On Thu, Mar 14, 2019 at 04:04:20PM +0100, Ingo Schwarze wrote:
> Hi,
>
> the following is a very simple patch to completely clean up the
> file less/search.c with respect to UTF-8 handling. It also fixes
> an outright bug: Searching for uppercase UTF-8 characters currently
> doesn't work because passing a Unicode codepoint (in this case, the
> "ch" retrieved with step_char()) to isupper(3) is just totally
> wrong.
>
> The new loop is fairly standard.
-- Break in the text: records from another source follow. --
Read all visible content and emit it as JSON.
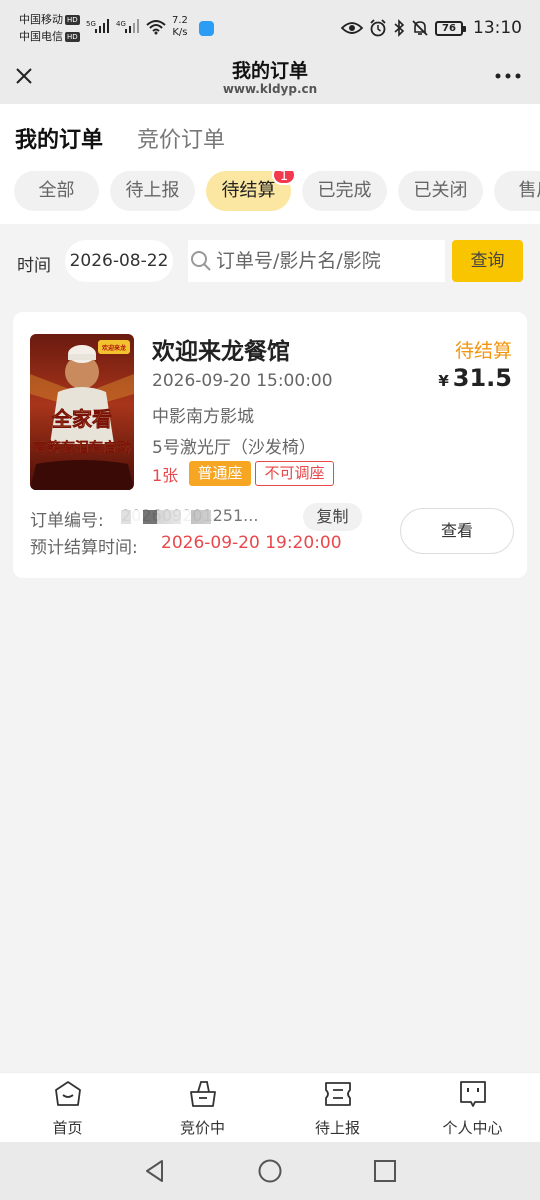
{
  "status_bar": {
    "carrier1": "中国移动",
    "carrier2": "中国电信",
    "hd": "HD",
    "net_5g": "5G",
    "net_4g": "4G",
    "speed_value": "7.2",
    "speed_unit": "K/s",
    "battery": "76",
    "time": "13:10"
  },
  "nav": {
    "title": "我的订单",
    "url": "www.kldyp.cn",
    "close_icon": "close-icon",
    "more_icon": "more-icon"
  },
  "main_tabs": [
    "我的订单",
    "竞价订单"
  ],
  "filters": [
    {
      "label": "全部"
    },
    {
      "label": "待上报"
    },
    {
      "label": "待结算",
      "badge": "1",
      "active": true
    },
    {
      "label": "已完成"
    },
    {
      "label": "已关闭"
    },
    {
      "label": "售后"
    }
  ],
  "search": {
    "time_label": "时间",
    "date_value": "2026-08-22",
    "placeholder": "订单号/影片名/影院",
    "query_label": "查询"
  },
  "order": {
    "movie_name": "欢迎来龙餐馆",
    "status": "待结算",
    "price_symbol": "¥",
    "price": "31.5",
    "showtime": "2026-09-20 15:00:00",
    "cinema": "中影南方影城",
    "hall": "5号激光厅（沙发椅）",
    "ticket_count": "1张",
    "seat_type": "普通座",
    "seat_adjust": "不可调座",
    "order_no_label": "订单编号:",
    "order_no_value": "202609201251...",
    "copy_label": "复制",
    "settle_label": "预计结算时间:",
    "settle_time": "2026-09-20 19:20:00",
    "view_label": "查看",
    "poster_text_1": "全家看",
    "poster_text_2": "有笑有泪有启动",
    "poster_logo": "欢迎来龙"
  },
  "tabbar": [
    {
      "label": "首页",
      "icon": "home-icon"
    },
    {
      "label": "竞价中",
      "icon": "bag-icon"
    },
    {
      "label": "待上报",
      "icon": "ticket-icon"
    },
    {
      "label": "个人中心",
      "icon": "profile-icon"
    }
  ],
  "colors": {
    "accent_yellow": "#f9c400",
    "status_orange": "#f29611",
    "alert_red": "#e8484b",
    "badge_red": "#f2394d"
  }
}
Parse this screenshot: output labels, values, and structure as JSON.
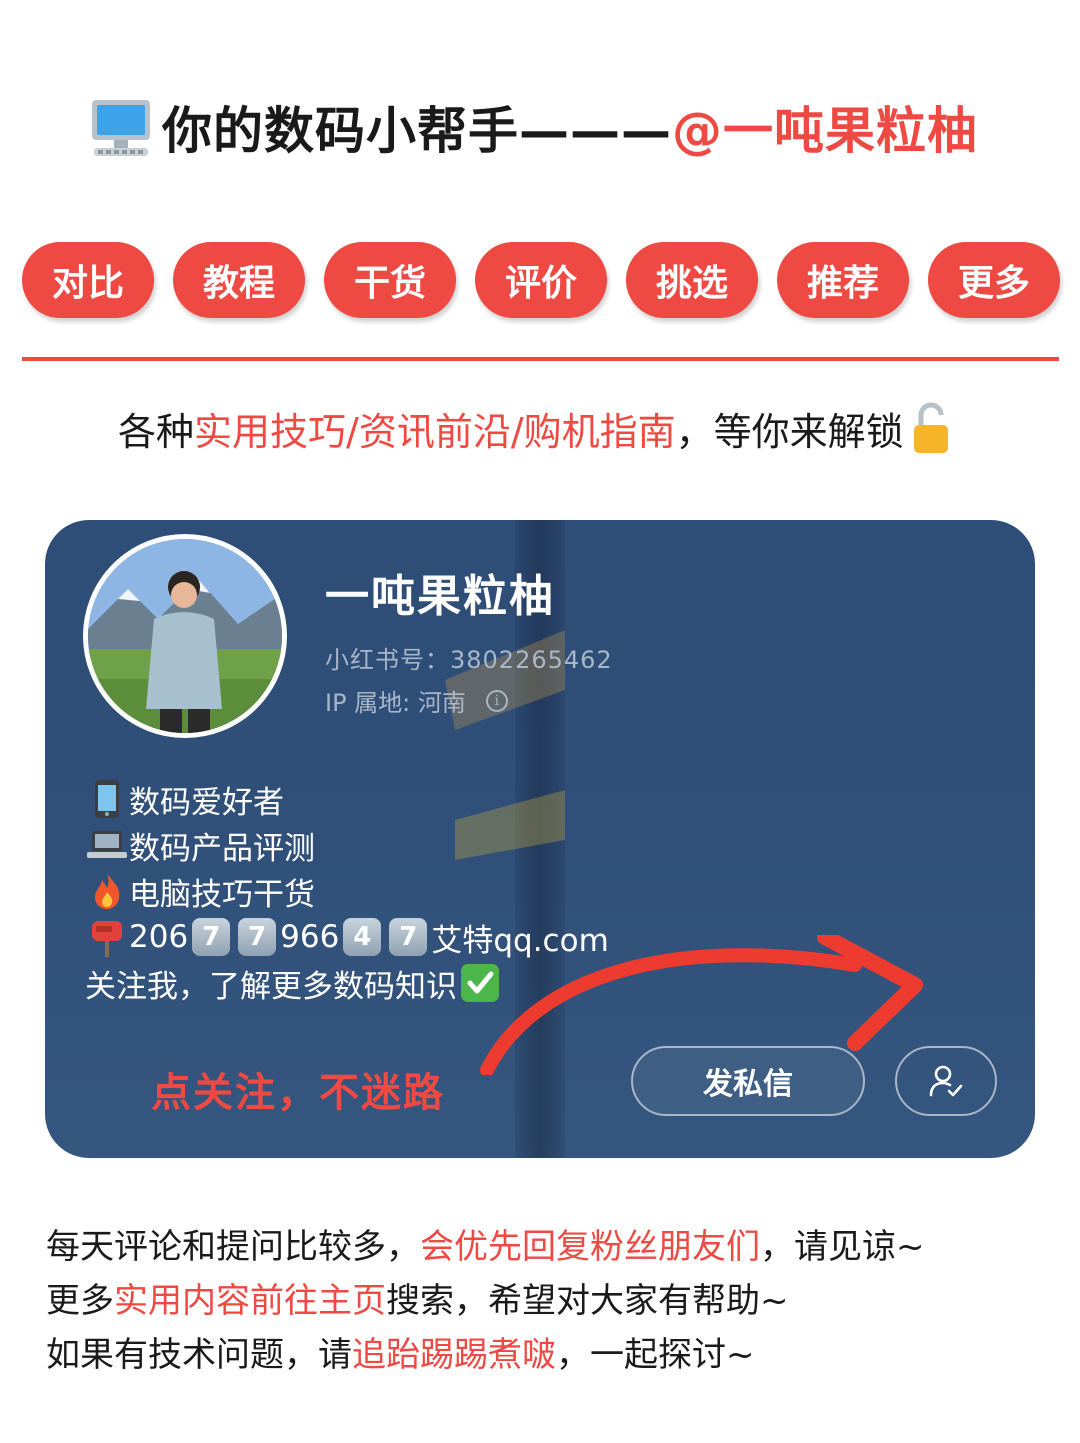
{
  "header": {
    "icon": "desktop-computer-icon",
    "title_main": "你的数码小帮手———",
    "title_handle": "@一吨果粒柚"
  },
  "tags": [
    "对比",
    "教程",
    "干货",
    "评价",
    "挑选",
    "推荐",
    "更多"
  ],
  "subtitle": {
    "prefix": "各种",
    "highlight": "实用技巧/资讯前沿/购机指南",
    "suffix": "，等你来解锁",
    "icon": "unlocked-padlock-icon"
  },
  "profile": {
    "name": "一吨果粒柚",
    "id_line": "小红书号：3802265462",
    "ip_line": "IP 属地: 河南",
    "bio": [
      {
        "icon": "mobile-phone-icon",
        "text": "数码爱好者"
      },
      {
        "icon": "laptop-icon",
        "text": "数码产品评测"
      },
      {
        "icon": "fire-icon",
        "text": "电脑技巧干货"
      }
    ],
    "contact": {
      "icon": "mailbox-icon",
      "part1": "206",
      "key1": "7",
      "key2": "7",
      "part2": "966",
      "key3": "4",
      "key4": "7",
      "part3": "艾特qq.com"
    },
    "follow_line": "关注我，了解更多数码知识",
    "follow_line_icon": "check-mark-button-icon",
    "follow_hint": "点关注，不迷路",
    "dm_button": "发私信",
    "follow_button_icon": "user-follow-icon"
  },
  "footer": {
    "line1": {
      "prefix": "每天评论和提问比较多，",
      "highlight": "会优先回复粉丝朋友们",
      "suffix": "，请见谅~"
    },
    "line2": {
      "prefix": "更多",
      "highlight": "实用内容前往主页",
      "suffix": "搜索，希望对大家有帮助~"
    },
    "line3": {
      "prefix": "如果有技术问题，请",
      "highlight": "追跆踢踢煮啵",
      "suffix": "，一起探讨~"
    }
  },
  "colors": {
    "accent": "#ee4a43",
    "card_bg": "#2f4f79",
    "text": "#1a1a1a"
  }
}
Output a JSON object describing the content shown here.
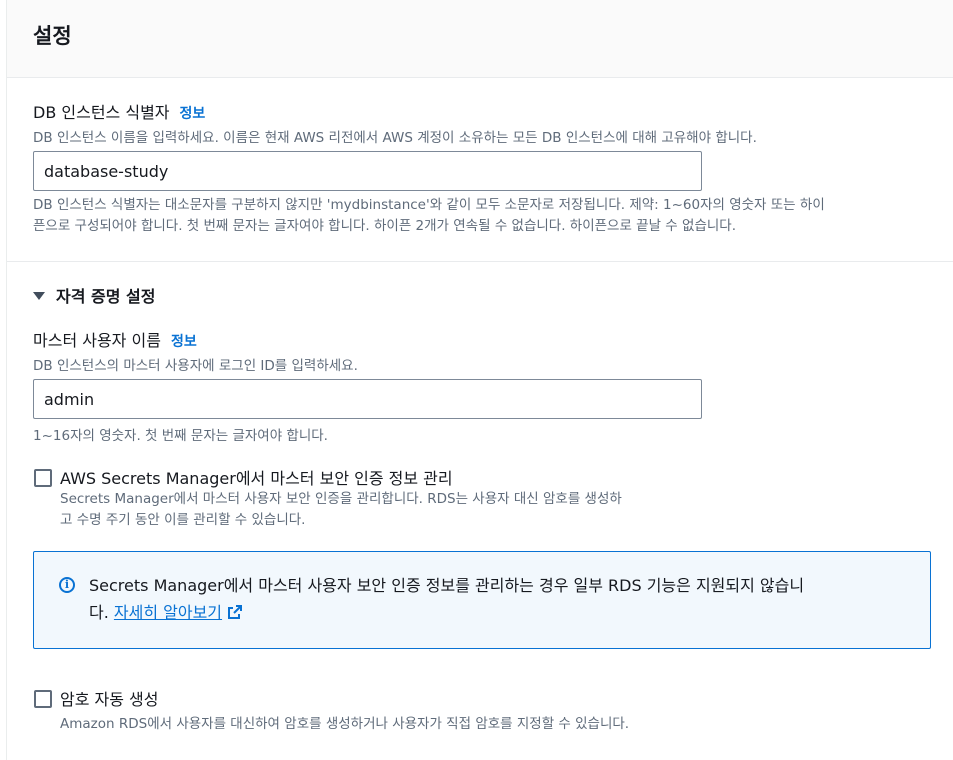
{
  "section": {
    "title": "설정"
  },
  "instance_identifier": {
    "label": "DB 인스턴스 식별자",
    "info": "정보",
    "description": "DB 인스턴스 이름을 입력하세요. 이름은 현재 AWS 리전에서 AWS 계정이 소유하는 모든 DB 인스턴스에 대해 고유해야 합니다.",
    "value": "database-study",
    "help_line1": "DB 인스턴스 식별자는 대소문자를 구분하지 않지만 'mydbinstance'와 같이 모두 소문자로 저장됩니다. 제약: 1~60자의 영숫자 또는 하이",
    "help_line2": "픈으로 구성되어야 합니다. 첫 번째 문자는 글자여야 합니다. 하이픈 2개가 연속될 수 없습니다. 하이픈으로 끝날 수 없습니다."
  },
  "credentials": {
    "expander_label": "자격 증명 설정",
    "master_username": {
      "label": "마스터 사용자 이름",
      "info": "정보",
      "description": "DB 인스턴스의 마스터 사용자에 로그인 ID를 입력하세요.",
      "value": "admin",
      "help": "1~16자의 영숫자. 첫 번째 문자는 글자여야 합니다."
    },
    "secrets_manager": {
      "label": "AWS Secrets Manager에서 마스터 보안 인증 정보 관리",
      "desc_line1": "Secrets Manager에서 마스터 사용자 보안 인증을 관리합니다. RDS는 사용자 대신 암호를 생성하",
      "desc_line2": "고 수명 주기 동안 이를 관리할 수 있습니다.",
      "checked": false
    },
    "alert": {
      "icon": "info-icon",
      "text_line1": "Secrets Manager에서 마스터 사용자 보안 인증 정보를 관리하는 경우 일부 RDS 기능은 지원되지 않습니",
      "text_line2_prefix": "다.",
      "link": "자세히 알아보기",
      "link_icon": "external-link-icon",
      "accent": "#0972d3",
      "background": "#f2f8fd"
    },
    "auto_password": {
      "label": "암호 자동 생성",
      "desc": "Amazon RDS에서 사용자를 대신하여 암호를 생성하거나 사용자가 직접 암호를 지정할 수 있습니다.",
      "checked": false
    }
  }
}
Invalid bytes are simply skipped.
>
> OK?
> Ingo
>
Yes, OK.
> Index: search.c
> ===================================================================
> RCS file: /cvs/src/usr.bin/less/search.c,v
> retrieving revision 1.19
> diff -u -p -r1.19 search.c
> --- search.c 2 Aug 2017 19:35:57 -0000 1.19
> +++ search.c 14 Mar 2019 13:48:59 -0000
> @@ -75,12 +75,14 @@ static struct pattern_info filter_info;
> static int
> is_ucase(char *str)
> {
> - char *str_end = str + strlen(str);
> - LWCHAR ch;
> + wchar_t ch;
> + int len;
>
> - while (str < str_end) {
> - ch = step_char(&str, +1, str_end);
> - if (isupper(ch))
> + for (; *str != '\0"; str += len) {
> + if ((len = mbtowc(&ch, str, MB_CUR_MAX)) == -1) {
> + mbtowc(NULL, NULL, MB_CUR_MAX);
> + len = 1;
> + } else if (iswupper(ch))
> return (1);
> }
> return (0);